Schreibwerkstatt zu Bildern von Edward Hopper

An der Bundesakademie für Kulturelle Bildung Wolfenbüttel habe ich die Schreibwerkstatt „Fernes Licht, nahe Schatten“ besucht. Drei Tage lang haben wir zu unterschiedlichsten Impulsen Miniaturen und Skizzen entworfen. Ihnen allen gemein: Bilder von Edward Hopper als Grundlage.

Hier mein Text zu einem Bild, auf dem Hopper seine Frau Josephine malend im Auto festgehalten hat:

Jo

Jo konnte überall malen. In ihrem eigenen Atelier, in meinem in Cape Cod mit dem großen Nordlichtfenster, am Küchentisch und auf dem Beifahrersitz unseres Buick, mit dem wir an die Küste pendelten. Immer hatte sie ein paar Blätter in der Tasche, irgendwelche Stifte griffbereit, die Kladde, in der sie über mein Werk Buch führte. Jo malte bei Regen und nachts, manchmal beinahe im Schlaf. Auf alte Quittungen, Holzscheite und die Sofakissen.
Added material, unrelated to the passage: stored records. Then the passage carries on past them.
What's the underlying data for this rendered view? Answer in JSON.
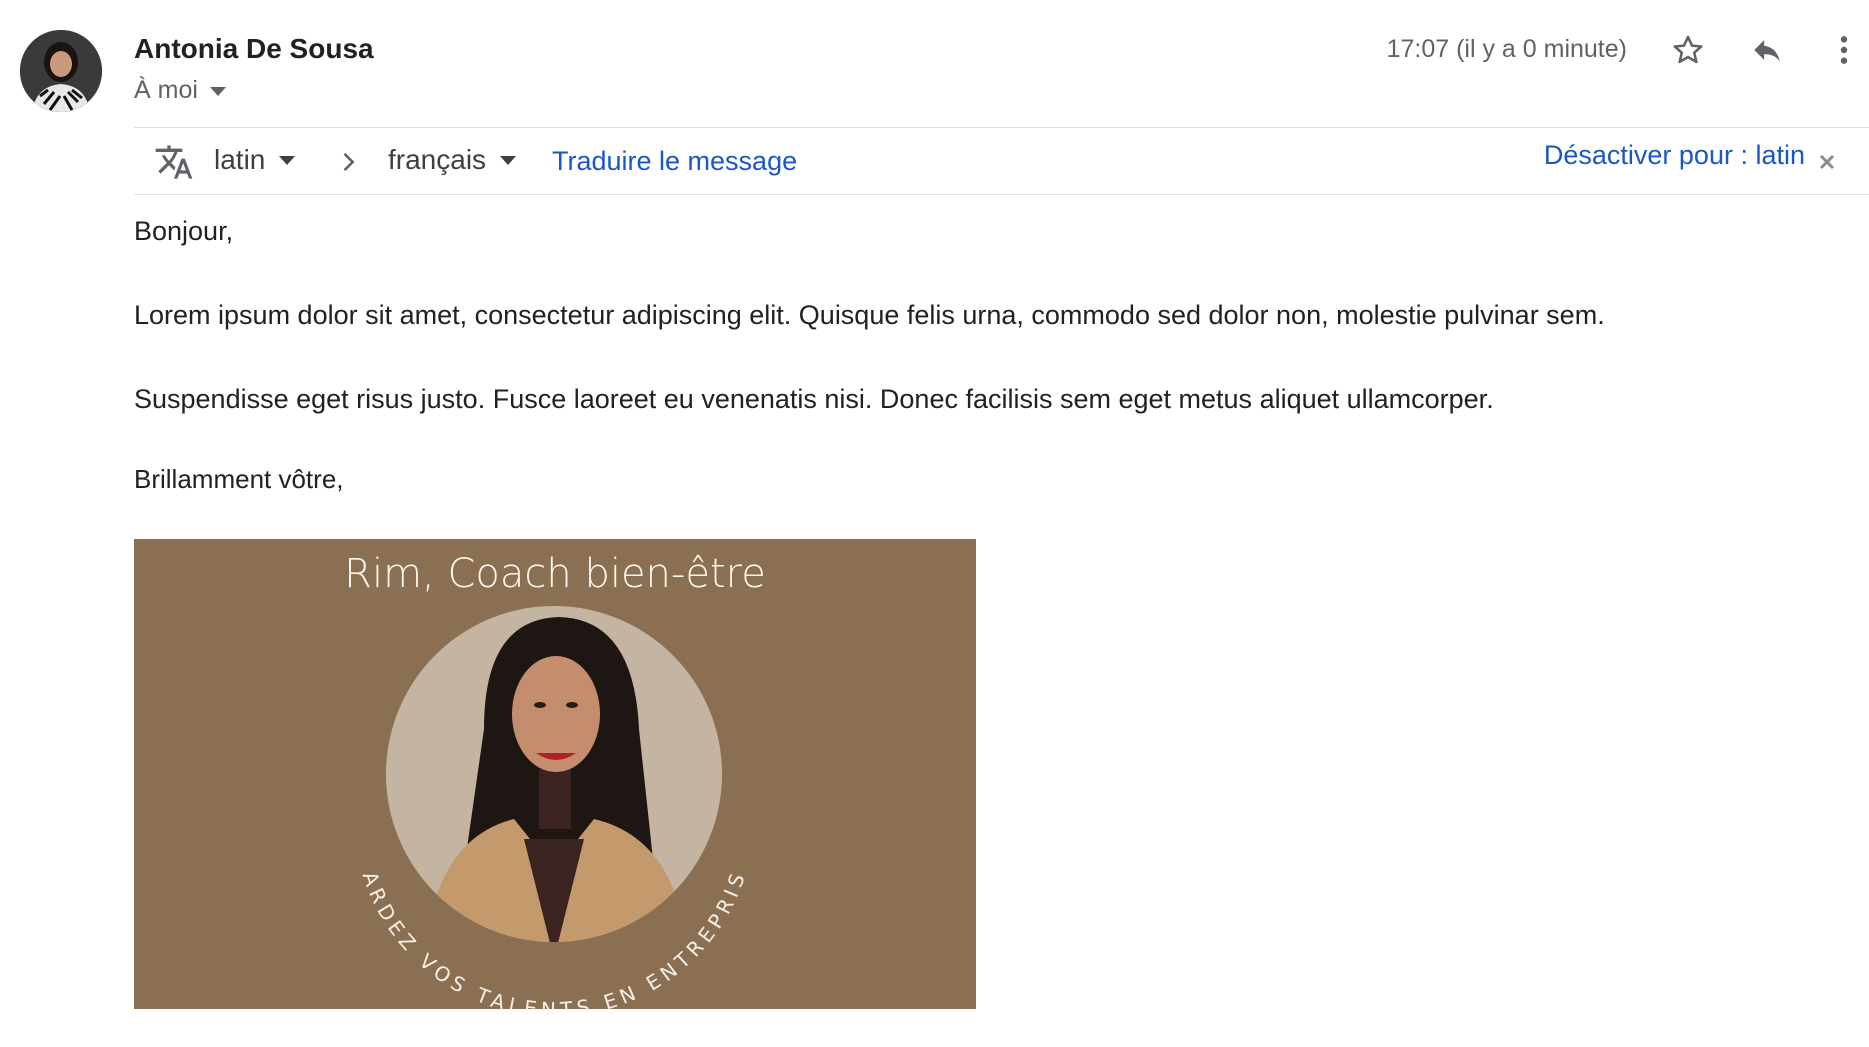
{
  "header": {
    "sender_name": "Antonia De Sousa",
    "recipient_label": "À moi",
    "timestamp": "17:07 (il y a 0 minute)",
    "icons": [
      "star-icon",
      "reply-icon",
      "more-vert-icon"
    ]
  },
  "translate_bar": {
    "source_language": "latin",
    "target_language": "français",
    "translate_label": "Traduire le message",
    "disable_label": "Désactiver pour : latin",
    "icons": [
      "translate-icon",
      "chevron-right-icon",
      "close-icon"
    ]
  },
  "message": {
    "greeting": "Bonjour,",
    "paragraph1": "Lorem ipsum dolor sit amet, consectetur adipiscing elit. Quisque felis urna, commodo sed dolor non, molestie pulvinar sem.",
    "paragraph2": "Suspendisse eget risus justo. Fusce laoreet eu venenatis nisi. Donec facilisis sem eget metus aliquet ullamcorper.",
    "closing": "Brillamment vôtre,"
  },
  "signature": {
    "title": "Rim, Coach bien-être",
    "tagline": "GARDEZ VOS TALENTS EN ENTREPRISE",
    "background_color": "#8a6f52"
  },
  "colors": {
    "link": "#1a56c8",
    "text": "#202124",
    "muted": "#5f6368"
  }
}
Ich bin nicht wie Jo. Ich brauche mein Licht, meine Schatten, meine Leinwand, den vertrauten Geruch meiner Farben, die abgegriffenen Utensilien. Mein Blick ist immer derselbe, egal ob ich auf Häuser, Landschaften oder Menschen schaue: Alles verändert sich, nur ich bleibe ewig ich. Auch Jo war immer wieder anders für mich: Frau und Gefährtin, Konkurrentin und Stütze, Geliebte und Feind. Jeden Tag habe ich etwas Neues an ihr entdeckt, wie auf der Fahrt zum Sommerhaus, als sie die Berglandschaft durch die Frontscheibe malte. Dass sie ihren Mund leicht geöffnet hielt dabei, das hatte ich noch nie bemerkt.

Ich brauchte keine andere, ich wollte nie eine andere: Sie war mein einziges Modell, ein Leben lang.

 

Ein paar Tipps für Hopper-Impressionen: Es gibt einen Film, in dem einige Bilder nacherzählt werden (Shirley) und eine Arte-Dokumentation.

Fazit

Ich war nicht das erste Mal an der Bundesakademie, und ich werde dort auch nicht das letzte Mal gewesen sein. Eine wertschätzende Gruppenatmosphäre – in der jedoch nicht nur gelobhudelt, sondern auch konstruktiv kritisiert wurde –, eine kompetente Leitung; einfach eine intensive Erfahrung.

Nur was Tilmann Ramstedts ehemaliger Bankberater dabei auf dem freien Platz am Fenster zu suchen hatte, wird wohl für ewig ein Geheimnis zwischen Eingeweihten bleiben …

Weitere Kürzesgeschichten von mir finden sich hier im Blog:

2 thoughts on “Schreibwerkstatt zu Bildern von Edward Hopper

  1. Ja, und schön ist’s jetzt darüber schmunzeln zu können, wenn einem Bankberater in anderen Texten über den Weg laufen …

  2. Onion

    Der Bankberater war definitiv der Hidden Champion!!